Thursday, December 20, 2012

Weaker Boener's Morning After Pill

The so-called "Republican Plan B" for avoiding the fiscal cliff will be brought up for a vote today. Like the real-life Plan B, it's pretty much going to be prophylactic in getting passed on into the uterus. I mean, Senate.

House Speaker John Boehner has proposed Plan B, which would extend Bush-era tax cuts on income of up to $1 million. He described it as a fallback option to prevent a sweeping tax hike while negotiations continue on a broader plan.

GOP leaders also had planned to vote Thursday on President Barack Obama's long-standing proposal to return to the higher tax rates of the 1990s on income above $250,000 for families.

But Republicans decided to drop their plan to vote on extending tax breaks on incomes over $250,000. One GOP aide said that since the president has moved the threshold to $400,000, there is no point to that exercise.

What's astounding about this plan, even this minimally effective plan, is that Boener is having trouble rounding up enough votes to get it through his House.
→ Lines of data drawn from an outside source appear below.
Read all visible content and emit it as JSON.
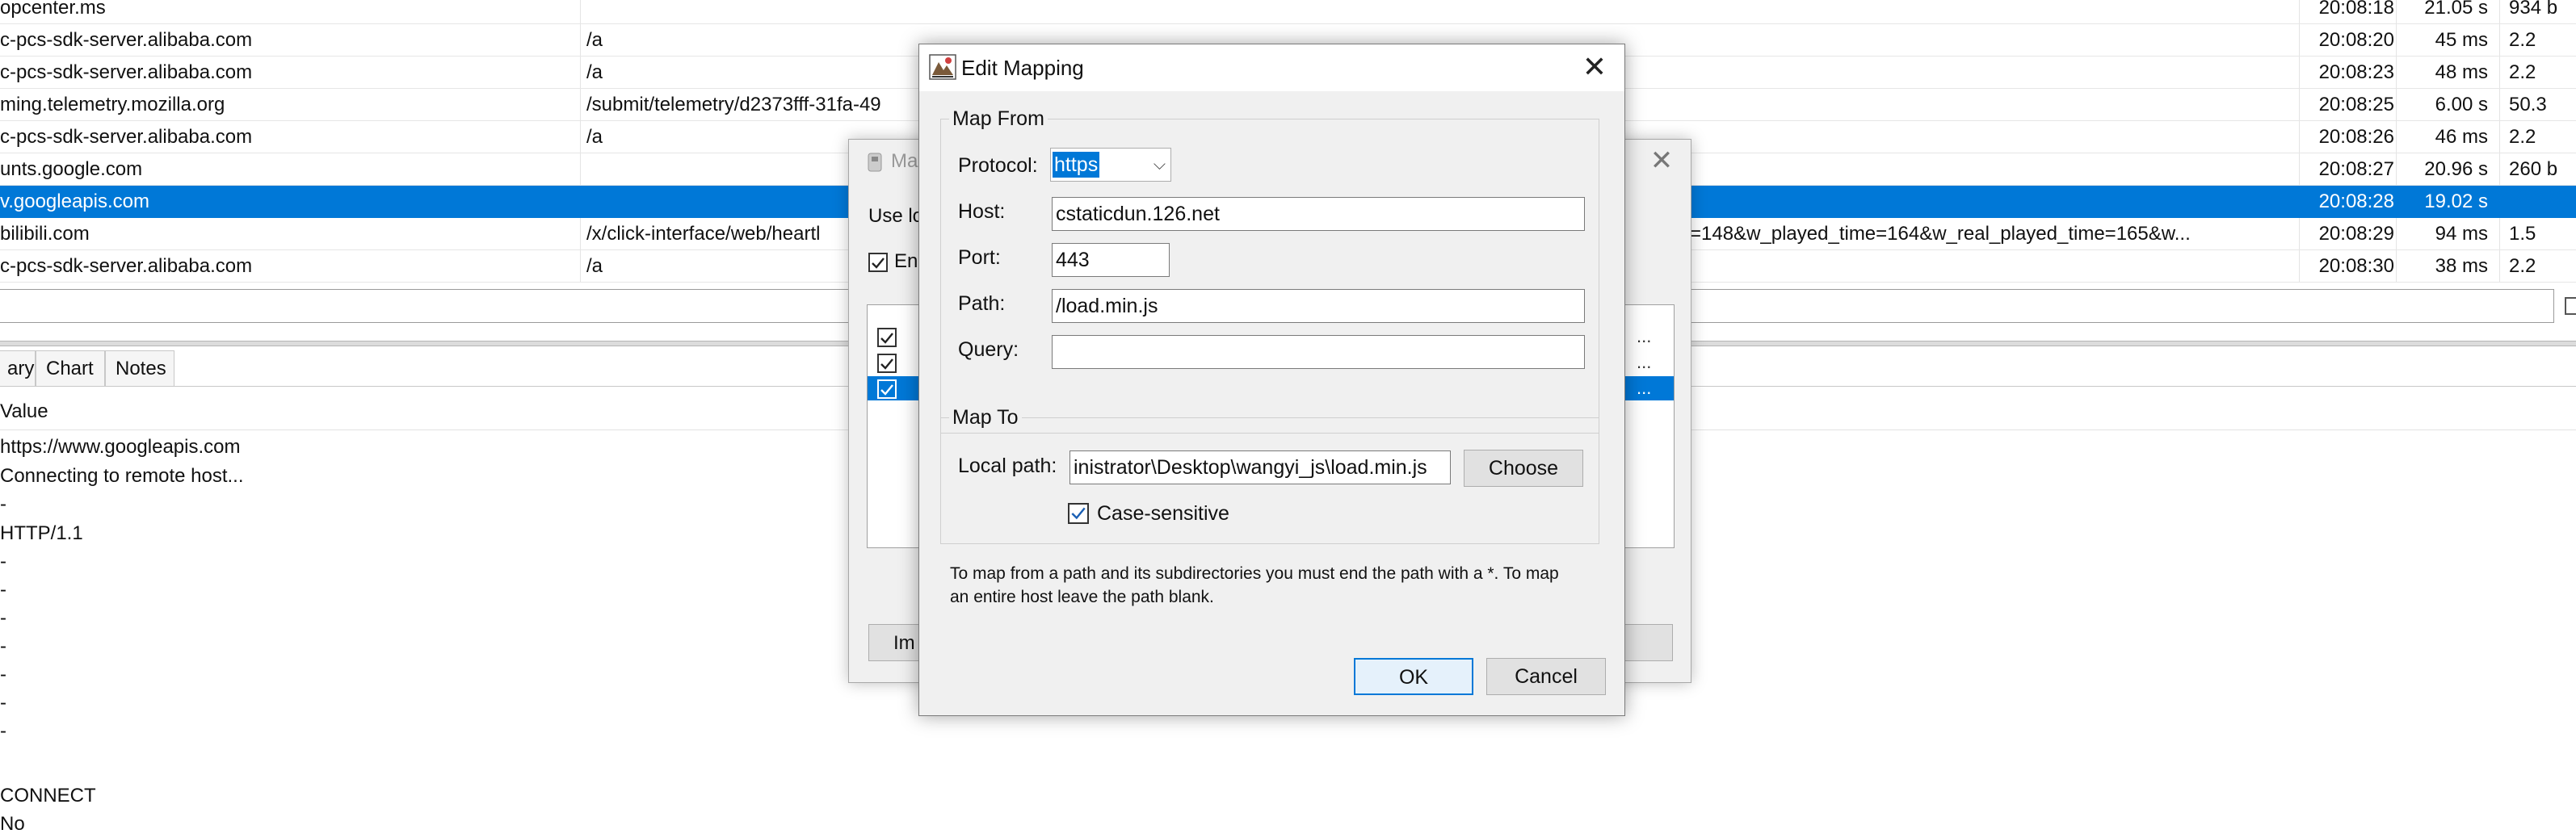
{
  "requests": [
    {
      "host": "opcenter.ms",
      "path": "",
      "time": "20:08:18",
      "duration": "21.05 s",
      "size": "934 b",
      "selected": false
    },
    {
      "host": "c-pcs-sdk-server.alibaba.com",
      "path": "/a",
      "time": "20:08:20",
      "duration": "45 ms",
      "size": "2.2",
      "selected": false
    },
    {
      "host": "c-pcs-sdk-server.alibaba.com",
      "path": "/a",
      "time": "20:08:23",
      "duration": "48 ms",
      "size": "2.2",
      "selected": false
    },
    {
      "host": "ming.telemetry.mozilla.org",
      "path": "/submit/telemetry/d2373fff-31fa-49",
      "time": "20:08:25",
      "duration": "6.00 s",
      "size": "50.3",
      "selected": false
    },
    {
      "host": "c-pcs-sdk-server.alibaba.com",
      "path": "/a",
      "time": "20:08:26",
      "duration": "46 ms",
      "size": "2.2",
      "selected": false
    },
    {
      "host": "unts.google.com",
      "path": "",
      "time": "20:08:27",
      "duration": "20.96 s",
      "size": "260 b",
      "selected": false
    },
    {
      "host": "v.googleapis.com",
      "path": "",
      "time": "20:08:28",
      "duration": "19.02 s",
      "size": "",
      "selected": true
    },
    {
      "host": "bilibili.com",
      "path": "/x/click-interface/web/heartl",
      "time": "20:08:29",
      "duration": "94 ms",
      "size": "1.5",
      "selected": false
    },
    {
      "host": "c-pcs-sdk-server.alibaba.com",
      "path": "/a",
      "time": "20:08:30",
      "duration": "38 ms",
      "size": "2.2",
      "selected": false
    }
  ],
  "request_path_overflow": "=148&w_played_time=164&w_real_played_time=165&w...",
  "tabs": [
    "ary",
    "Chart",
    "Notes"
  ],
  "value_header": "Value",
  "values": [
    "https://www.googleapis.com",
    "Connecting to remote host...",
    "-",
    "HTTP/1.1",
    "-",
    "-",
    "-",
    "-",
    "-",
    "-",
    "-",
    "",
    "CONNECT",
    "No"
  ],
  "bg_dialog": {
    "title": "Ma",
    "use_text": "Use lo",
    "enable_text": "Ena",
    "item_ellipsis": "...",
    "import_label": "Im"
  },
  "dialog": {
    "title": "Edit Mapping",
    "close_glyph": "✕",
    "map_from_legend": "Map From",
    "protocol_label": "Protocol:",
    "protocol_value": "https",
    "host_label": "Host:",
    "host_value": "cstaticdun.126.net",
    "port_label": "Port:",
    "port_value": "443",
    "path_label": "Path:",
    "path_value": "/load.min.js",
    "query_label": "Query:",
    "query_value": "",
    "map_to_legend": "Map To",
    "local_path_label": "Local path:",
    "local_path_value": "inistrator\\Desktop\\wangyi_js\\load.min.js",
    "choose_label": "Choose",
    "case_label": "Case-sensitive",
    "case_checked": true,
    "help_text": "To map from a path and its subdirectories you must end the path with a *. To map an entire host leave the path blank.",
    "ok_label": "OK",
    "cancel_label": "Cancel"
  },
  "colors": {
    "selection": "#0078d7",
    "dialog_bg": "#f0f0f0"
  }
}
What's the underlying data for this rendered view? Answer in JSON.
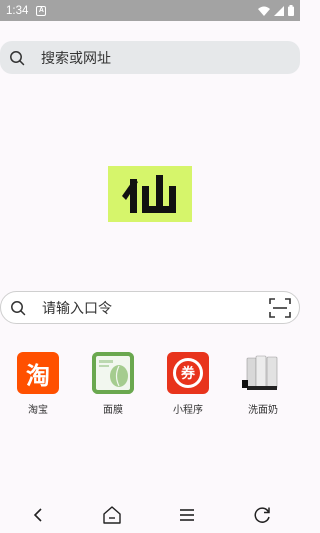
{
  "status_bar": {
    "time": "1:34",
    "notification_glyph": "A",
    "background": "#a3a3a3"
  },
  "top_search": {
    "placeholder": "搜索或网址",
    "icon": "search-icon"
  },
  "logo": {
    "glyph": "仙",
    "background": "#d6f56b"
  },
  "command_search": {
    "placeholder": "请输入口令",
    "icon": "search-icon",
    "scan_icon": "scan-icon"
  },
  "shortcuts": [
    {
      "label": "淘宝",
      "icon": "taobao-icon",
      "glyph": "淘",
      "color": "#ff5000"
    },
    {
      "label": "面膜",
      "icon": "face-mask-icon",
      "color": "#6aa84f"
    },
    {
      "label": "小程序",
      "icon": "coupon-icon",
      "glyph": "券",
      "color": "#e8341c"
    },
    {
      "label": "洗面奶",
      "icon": "cleanser-icon",
      "color": "#333333"
    }
  ],
  "nav_bar": {
    "back": "back-icon",
    "home": "home-icon",
    "menu": "menu-icon",
    "refresh": "refresh-icon"
  }
}
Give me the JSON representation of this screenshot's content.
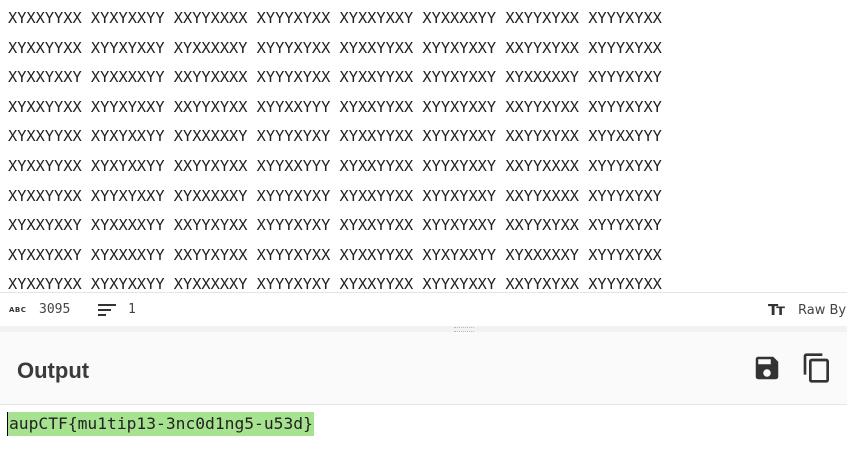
{
  "input": {
    "lines": [
      "XYXXYYXX XYXYXXYY XXYYXXXX XYYYXYXX XYXXYXXY XYXXXXYY XXYYXYXX XYYYXYXX",
      "XYXXYYXX XYYXYXXY XYXXXXXY XYYYXYXX XYXXYYXX XYYXYXXY XXYYXYXX XYYYXYXX",
      "XYXXYXXY XYXXXXYY XXYYXXXX XYYYXYXX XYXXYYXX XYYXYXXY XYXXXXXY XYYYXYXY",
      "XYXXYYXX XYYXYXXY XXYYXYXX XYYXXYYY XYXXYYXX XYYXYXXY XXYYXYXX XYYYXYXY",
      "XYXXYYXX XYXYXXYY XYXXXXXY XYYYXYXY XYXXYYXX XYYXYXXY XXYYXYXX XYYXXYYY",
      "XYXXYYXX XYXYXXYY XXYYXYXX XYYXXYYY XYXXYYXX XYYXYXXY XXYYXXXX XYYYXYXY",
      "XYXXYYXX XYYXYXXY XYXXXXXY XYYYXYXY XYXXYYXX XYYXYXXY XXYYXXXX XYYYXYXY",
      "XYXXYXXY XYXXXXYY XXYYXYXX XYYYXYXY XYXXYYXX XYYXYXXY XXYYXYXX XYYYXYXY",
      "XYXXYXXY XYXXXXYY XXYYXYXX XYYYXYXX XYXXYYXX XYXYXXYY XYXXXXXY XYYYXYXX",
      "XYXXYYXX XYXYXXYY XYXXXXXY XYYYXYXY XYXXYYXX XYYXYXXY XXYYXYXX XYYYXYXX"
    ]
  },
  "status": {
    "abc_label": "ABC",
    "char_count": "3095",
    "line_count": "1",
    "raw_label": "Raw By"
  },
  "output": {
    "title": "Output",
    "text": "aupCTF{mu1tip13-3nc0d1ng5-u53d}"
  },
  "colors": {
    "highlight": "#a6e28f",
    "header_bg": "#fafafa"
  },
  "icons": {
    "abc": "abc-icon",
    "lines": "lines-icon",
    "text_size": "text-size-icon",
    "save": "save-icon",
    "copy": "copy-icon"
  }
}
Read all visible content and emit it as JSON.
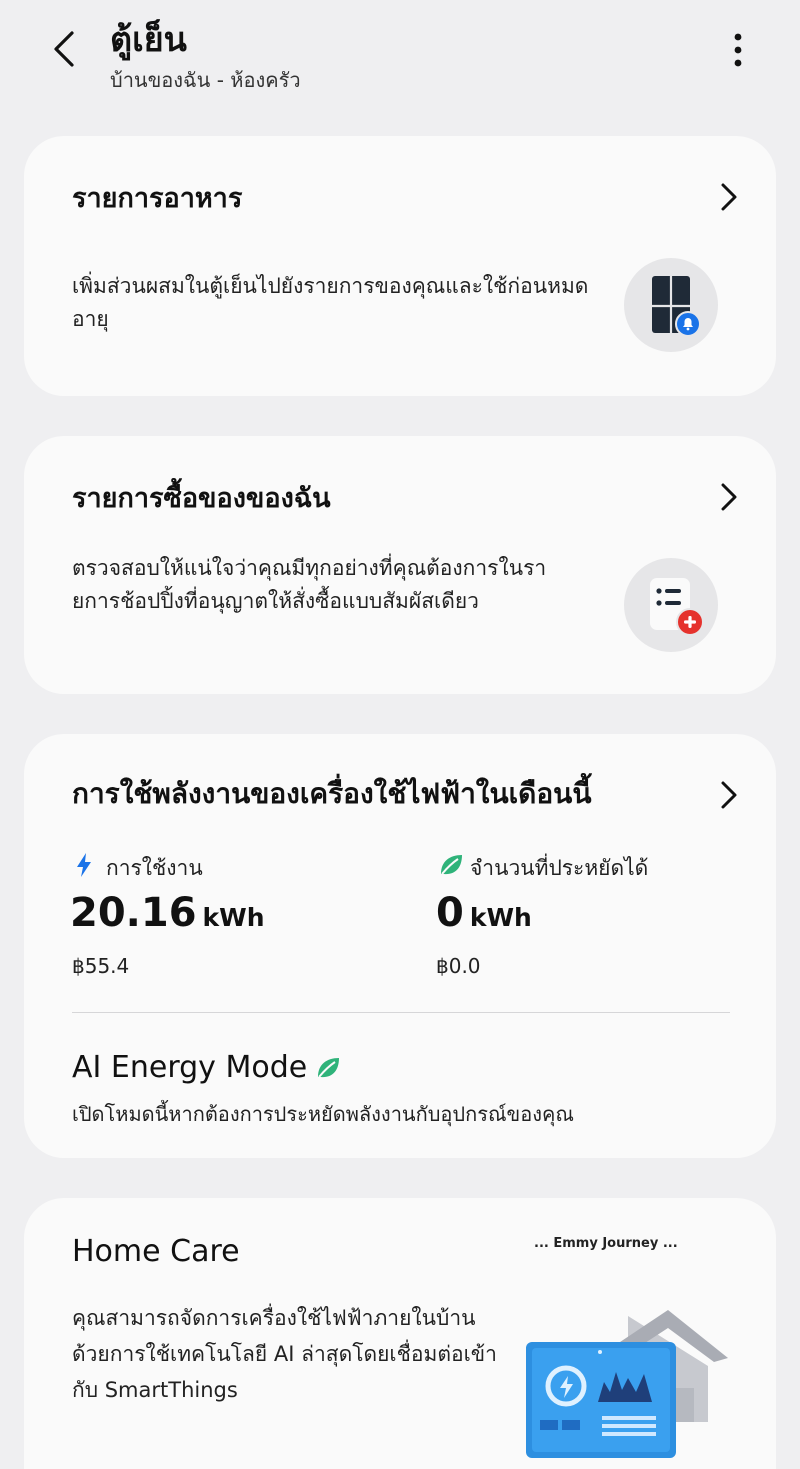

He's had to hand out lollipops to the children in his caucus, even to the point where the sequestration that both parties in both houses of Congress agreed to two years ago are up for modification.

You may read that as meaning the defense cuts are off the table.

Needless to say, President Obama has promised to veto this nonsense, although it's hard to see how you can get Republicans back to the table.

This all hinges on one date on the calendar, and you should mark it, should we go over the fiscal cliff: January 3.

That's the day most Americans who receive some form of monthly compensation from the United States -- Social Security, welfare, a salary -- can expect their next installment. Including many of the same asshats who are writing into their Teabagger Congresscritters telling them to stand firm on taxes.

It will be interesting to see what happens when those government-bought Hoverounds start to malfunction and there's no money to be found for fixing them. All those FOX News viewers stuck inside, can't even go to the corner for a pack of cigs and a 40, and of course, the HEAP money will be flatlined too, so no heat or hot water -- not that they shower, mind you -- no mail delivery so no pension checks or Victoria Secret catalogues to fap to, and then God forbid there's an actual disaster and they need help.